Saison 1
En à peine six mois, la plateforme de VOD Netflix s'est classée comme l'un des piliers de la production de séries TV : amorcée par l'indéniable réussite House of Cards, la série de Fincher sera suivie par celle de Eli Roth Hemlock Grove qui a globalement reçu un accueil mitigé, mais sorti en parallèle de la quatrième saison de Arrested Development, près de sept ans après, grande réussite elle aussi. Alors qu'on attends Narcos (série sur Pablo Escobar) et Sense8 (la série de sci-fi des Wachowski) pour l'année prochaine, cet été 2013 a vu la diffusion de Orange is the New Black, nouvelle série de Jenji Kohan, créatrice de Weeds, qui suit l'histoire vraie (adaptée du livre réel du personnage principal) d'une jeune femme envoyée dans une prison féminine, et de son année dans le quotidien carcéral.
D'ors et déjà : Orange is the New Black n'a rien d'un Oz, et encore moins de rapport avec un Prison Break. La série est une comédie dramatique et en reprend les codes - humour léger, scènes teintées de drame de temps en temps, mais surtout souvent un aspect feel good movie loin d'être déplaisant.

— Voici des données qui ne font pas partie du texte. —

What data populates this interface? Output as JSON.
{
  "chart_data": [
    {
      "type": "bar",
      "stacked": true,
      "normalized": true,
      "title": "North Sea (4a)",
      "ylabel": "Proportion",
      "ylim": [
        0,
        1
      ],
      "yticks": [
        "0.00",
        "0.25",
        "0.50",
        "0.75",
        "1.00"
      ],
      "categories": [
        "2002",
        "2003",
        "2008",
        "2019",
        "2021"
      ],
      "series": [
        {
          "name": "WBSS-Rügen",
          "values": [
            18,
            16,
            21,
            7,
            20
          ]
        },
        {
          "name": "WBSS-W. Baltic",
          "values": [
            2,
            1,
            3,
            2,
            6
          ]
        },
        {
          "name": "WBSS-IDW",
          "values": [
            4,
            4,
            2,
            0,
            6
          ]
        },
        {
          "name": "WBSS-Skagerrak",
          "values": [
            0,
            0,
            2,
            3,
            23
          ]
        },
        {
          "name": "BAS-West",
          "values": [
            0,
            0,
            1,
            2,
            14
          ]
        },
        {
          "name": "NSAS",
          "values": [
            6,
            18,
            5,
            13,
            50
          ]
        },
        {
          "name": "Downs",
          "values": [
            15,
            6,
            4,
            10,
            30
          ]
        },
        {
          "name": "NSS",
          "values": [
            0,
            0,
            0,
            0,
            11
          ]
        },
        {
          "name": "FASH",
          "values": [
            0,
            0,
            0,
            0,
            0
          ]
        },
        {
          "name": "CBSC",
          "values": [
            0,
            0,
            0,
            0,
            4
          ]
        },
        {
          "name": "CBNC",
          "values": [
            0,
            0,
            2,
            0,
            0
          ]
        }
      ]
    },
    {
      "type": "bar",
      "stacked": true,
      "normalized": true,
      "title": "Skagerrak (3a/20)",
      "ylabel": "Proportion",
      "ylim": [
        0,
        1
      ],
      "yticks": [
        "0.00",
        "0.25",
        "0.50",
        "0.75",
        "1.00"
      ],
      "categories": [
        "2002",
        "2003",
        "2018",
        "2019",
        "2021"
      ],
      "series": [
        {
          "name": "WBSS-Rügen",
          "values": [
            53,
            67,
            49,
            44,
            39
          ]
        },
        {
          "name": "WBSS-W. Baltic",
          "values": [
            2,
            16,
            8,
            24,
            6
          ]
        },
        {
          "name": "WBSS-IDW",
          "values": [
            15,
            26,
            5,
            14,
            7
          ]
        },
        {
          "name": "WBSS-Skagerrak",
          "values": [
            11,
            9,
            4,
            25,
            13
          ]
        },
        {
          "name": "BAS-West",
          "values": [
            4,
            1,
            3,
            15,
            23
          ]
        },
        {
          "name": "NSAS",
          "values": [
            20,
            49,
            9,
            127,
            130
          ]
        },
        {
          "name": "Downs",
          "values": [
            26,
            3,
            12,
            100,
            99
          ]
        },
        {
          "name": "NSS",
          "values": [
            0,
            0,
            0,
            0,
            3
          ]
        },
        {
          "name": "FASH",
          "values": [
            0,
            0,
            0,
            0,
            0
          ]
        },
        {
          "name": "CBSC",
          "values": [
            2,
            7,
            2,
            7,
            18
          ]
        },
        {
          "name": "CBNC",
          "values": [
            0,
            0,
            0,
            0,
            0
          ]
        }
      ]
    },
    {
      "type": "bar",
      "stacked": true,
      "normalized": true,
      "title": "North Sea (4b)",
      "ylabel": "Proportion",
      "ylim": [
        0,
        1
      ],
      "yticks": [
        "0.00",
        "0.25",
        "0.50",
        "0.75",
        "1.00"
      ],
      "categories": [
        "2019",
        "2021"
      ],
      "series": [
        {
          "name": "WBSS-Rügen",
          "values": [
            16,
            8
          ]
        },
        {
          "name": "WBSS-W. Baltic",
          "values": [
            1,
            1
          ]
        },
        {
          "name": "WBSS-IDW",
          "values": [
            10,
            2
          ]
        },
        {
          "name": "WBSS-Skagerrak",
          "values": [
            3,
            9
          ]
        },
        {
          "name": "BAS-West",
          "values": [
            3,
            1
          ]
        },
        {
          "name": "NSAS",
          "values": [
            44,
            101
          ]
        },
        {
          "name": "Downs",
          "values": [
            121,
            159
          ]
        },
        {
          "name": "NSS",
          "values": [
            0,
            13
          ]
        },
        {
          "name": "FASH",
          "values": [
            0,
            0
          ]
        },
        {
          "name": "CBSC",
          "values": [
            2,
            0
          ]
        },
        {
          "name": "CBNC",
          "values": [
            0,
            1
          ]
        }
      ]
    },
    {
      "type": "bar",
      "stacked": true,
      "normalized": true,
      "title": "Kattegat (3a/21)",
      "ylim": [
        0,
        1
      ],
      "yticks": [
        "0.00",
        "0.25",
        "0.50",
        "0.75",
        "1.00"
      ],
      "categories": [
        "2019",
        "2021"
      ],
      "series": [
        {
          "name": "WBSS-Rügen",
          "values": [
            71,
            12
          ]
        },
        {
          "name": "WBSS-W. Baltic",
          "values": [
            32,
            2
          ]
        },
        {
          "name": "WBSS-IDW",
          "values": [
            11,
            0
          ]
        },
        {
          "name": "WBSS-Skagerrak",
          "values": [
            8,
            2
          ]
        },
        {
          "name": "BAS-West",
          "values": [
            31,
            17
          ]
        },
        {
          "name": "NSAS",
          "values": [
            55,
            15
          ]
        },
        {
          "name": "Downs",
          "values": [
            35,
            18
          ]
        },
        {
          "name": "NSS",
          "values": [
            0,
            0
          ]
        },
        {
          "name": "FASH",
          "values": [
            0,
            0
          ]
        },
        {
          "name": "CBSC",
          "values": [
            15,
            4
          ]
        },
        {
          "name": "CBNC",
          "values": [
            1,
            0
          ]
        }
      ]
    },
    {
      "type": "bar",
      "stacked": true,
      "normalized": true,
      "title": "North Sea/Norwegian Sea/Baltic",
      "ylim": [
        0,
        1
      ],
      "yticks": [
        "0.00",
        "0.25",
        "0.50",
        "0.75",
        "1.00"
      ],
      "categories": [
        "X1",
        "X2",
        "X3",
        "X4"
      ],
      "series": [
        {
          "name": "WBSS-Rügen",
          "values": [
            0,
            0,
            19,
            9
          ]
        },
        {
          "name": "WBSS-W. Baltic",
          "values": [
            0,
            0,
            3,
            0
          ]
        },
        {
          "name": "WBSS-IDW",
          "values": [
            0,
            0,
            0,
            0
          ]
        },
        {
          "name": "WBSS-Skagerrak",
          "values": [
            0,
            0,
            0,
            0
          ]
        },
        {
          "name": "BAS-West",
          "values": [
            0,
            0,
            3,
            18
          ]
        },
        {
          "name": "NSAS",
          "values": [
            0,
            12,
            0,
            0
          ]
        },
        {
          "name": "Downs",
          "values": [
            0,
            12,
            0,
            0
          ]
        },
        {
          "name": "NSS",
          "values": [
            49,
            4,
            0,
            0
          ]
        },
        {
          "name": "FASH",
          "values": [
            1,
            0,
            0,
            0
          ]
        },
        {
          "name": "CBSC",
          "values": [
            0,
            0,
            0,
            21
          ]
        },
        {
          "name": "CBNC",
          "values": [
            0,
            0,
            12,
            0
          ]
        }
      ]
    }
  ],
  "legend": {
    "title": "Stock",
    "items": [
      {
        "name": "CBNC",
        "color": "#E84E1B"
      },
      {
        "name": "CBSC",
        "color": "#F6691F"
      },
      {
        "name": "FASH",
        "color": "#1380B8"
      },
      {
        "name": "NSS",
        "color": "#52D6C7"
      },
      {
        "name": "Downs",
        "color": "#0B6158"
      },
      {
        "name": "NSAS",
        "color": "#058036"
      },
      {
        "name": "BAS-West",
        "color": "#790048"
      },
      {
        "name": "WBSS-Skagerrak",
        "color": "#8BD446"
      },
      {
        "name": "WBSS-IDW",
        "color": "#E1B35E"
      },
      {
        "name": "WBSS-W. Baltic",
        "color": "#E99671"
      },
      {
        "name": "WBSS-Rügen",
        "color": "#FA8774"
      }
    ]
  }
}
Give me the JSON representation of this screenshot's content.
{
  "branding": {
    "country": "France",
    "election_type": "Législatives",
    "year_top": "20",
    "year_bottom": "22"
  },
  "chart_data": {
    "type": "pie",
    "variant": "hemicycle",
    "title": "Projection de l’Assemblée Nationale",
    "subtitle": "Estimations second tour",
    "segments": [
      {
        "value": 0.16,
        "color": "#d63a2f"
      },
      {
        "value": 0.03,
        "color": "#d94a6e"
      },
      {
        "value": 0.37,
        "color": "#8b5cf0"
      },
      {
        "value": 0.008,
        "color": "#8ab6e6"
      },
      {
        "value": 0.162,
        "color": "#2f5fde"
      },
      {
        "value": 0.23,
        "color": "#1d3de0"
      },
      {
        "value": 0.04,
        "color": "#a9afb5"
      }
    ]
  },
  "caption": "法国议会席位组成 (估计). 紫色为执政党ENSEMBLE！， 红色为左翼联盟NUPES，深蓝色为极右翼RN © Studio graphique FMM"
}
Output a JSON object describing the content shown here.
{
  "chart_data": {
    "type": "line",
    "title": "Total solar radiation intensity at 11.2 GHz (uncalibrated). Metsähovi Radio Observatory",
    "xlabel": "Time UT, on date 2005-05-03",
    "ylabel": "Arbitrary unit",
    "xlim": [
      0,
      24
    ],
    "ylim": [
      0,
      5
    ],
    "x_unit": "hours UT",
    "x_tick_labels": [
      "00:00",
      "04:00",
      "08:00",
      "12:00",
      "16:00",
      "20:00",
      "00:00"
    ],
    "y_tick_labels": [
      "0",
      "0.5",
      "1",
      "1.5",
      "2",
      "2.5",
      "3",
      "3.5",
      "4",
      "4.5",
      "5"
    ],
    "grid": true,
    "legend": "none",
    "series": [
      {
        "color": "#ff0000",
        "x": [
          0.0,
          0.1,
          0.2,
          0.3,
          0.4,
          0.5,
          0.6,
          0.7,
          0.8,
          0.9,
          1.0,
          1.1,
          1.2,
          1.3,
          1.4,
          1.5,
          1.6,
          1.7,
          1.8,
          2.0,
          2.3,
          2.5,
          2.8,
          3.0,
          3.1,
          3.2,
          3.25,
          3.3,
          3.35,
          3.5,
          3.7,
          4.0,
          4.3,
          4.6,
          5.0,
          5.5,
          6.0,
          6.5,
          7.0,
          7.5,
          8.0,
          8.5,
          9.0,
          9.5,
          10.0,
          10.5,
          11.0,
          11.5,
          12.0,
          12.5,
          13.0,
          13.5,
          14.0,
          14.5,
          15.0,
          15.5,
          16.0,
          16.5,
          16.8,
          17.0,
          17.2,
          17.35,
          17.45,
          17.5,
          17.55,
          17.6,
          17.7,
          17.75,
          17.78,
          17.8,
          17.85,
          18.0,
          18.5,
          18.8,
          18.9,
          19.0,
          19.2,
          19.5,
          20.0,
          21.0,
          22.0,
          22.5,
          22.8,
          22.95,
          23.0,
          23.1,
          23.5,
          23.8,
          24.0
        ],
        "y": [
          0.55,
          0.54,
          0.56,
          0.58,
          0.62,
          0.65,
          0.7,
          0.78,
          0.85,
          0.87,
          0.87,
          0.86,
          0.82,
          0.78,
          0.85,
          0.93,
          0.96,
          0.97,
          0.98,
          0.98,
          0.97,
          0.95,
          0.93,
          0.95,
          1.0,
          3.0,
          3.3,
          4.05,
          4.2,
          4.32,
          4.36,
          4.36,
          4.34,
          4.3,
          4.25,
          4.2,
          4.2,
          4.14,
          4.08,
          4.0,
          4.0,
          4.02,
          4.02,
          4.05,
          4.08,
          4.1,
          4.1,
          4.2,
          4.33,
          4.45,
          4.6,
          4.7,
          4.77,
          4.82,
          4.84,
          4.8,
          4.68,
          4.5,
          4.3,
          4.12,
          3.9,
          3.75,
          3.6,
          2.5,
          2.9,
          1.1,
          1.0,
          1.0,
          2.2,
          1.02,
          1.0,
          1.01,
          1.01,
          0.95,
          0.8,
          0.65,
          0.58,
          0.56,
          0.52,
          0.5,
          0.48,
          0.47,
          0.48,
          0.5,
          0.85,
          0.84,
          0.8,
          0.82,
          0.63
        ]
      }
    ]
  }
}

C'est super bien interprété par l'intégralité du casting, mais surtout, le plus important, les personnages, avec qui on est 24/24, sont clairement de grandes réussites. La plupart inspirés de personnages réels (puisque adapté d'un livre autobiographique) et ça se ressent : chacun a son histoire, sa personnalité, et si on a le droit à quelques clichés, ils sont toujours teintés et on les oublie assez rapidement.
C'est super bien écrit : les dialogues fusent, y a très rarement une scène inutile et on a jamais l'impression d'avoir affaire à un bête remplissage (le format de Netflix exclu cette possibilité), et il faut dire que c'est tellement bien construit que les épisodes s'enchaînent sans pause, on se prend à regarder à la suite trois, voir quatre épisodes sans ressentir le besoin de sortir de la prison de Litchfield. Y a une réelle créativité tant dans l'aspect "comique" que dans l'aspect plus tragique (et des flashbacks, notamment ceux de Janae Watson - la championne d'athlétisme, qui hérite de probablement l'un des meilleurs épisodes de la saison - et Miss Claudette - qui se classe automatiquement comme mon personnage favori du show).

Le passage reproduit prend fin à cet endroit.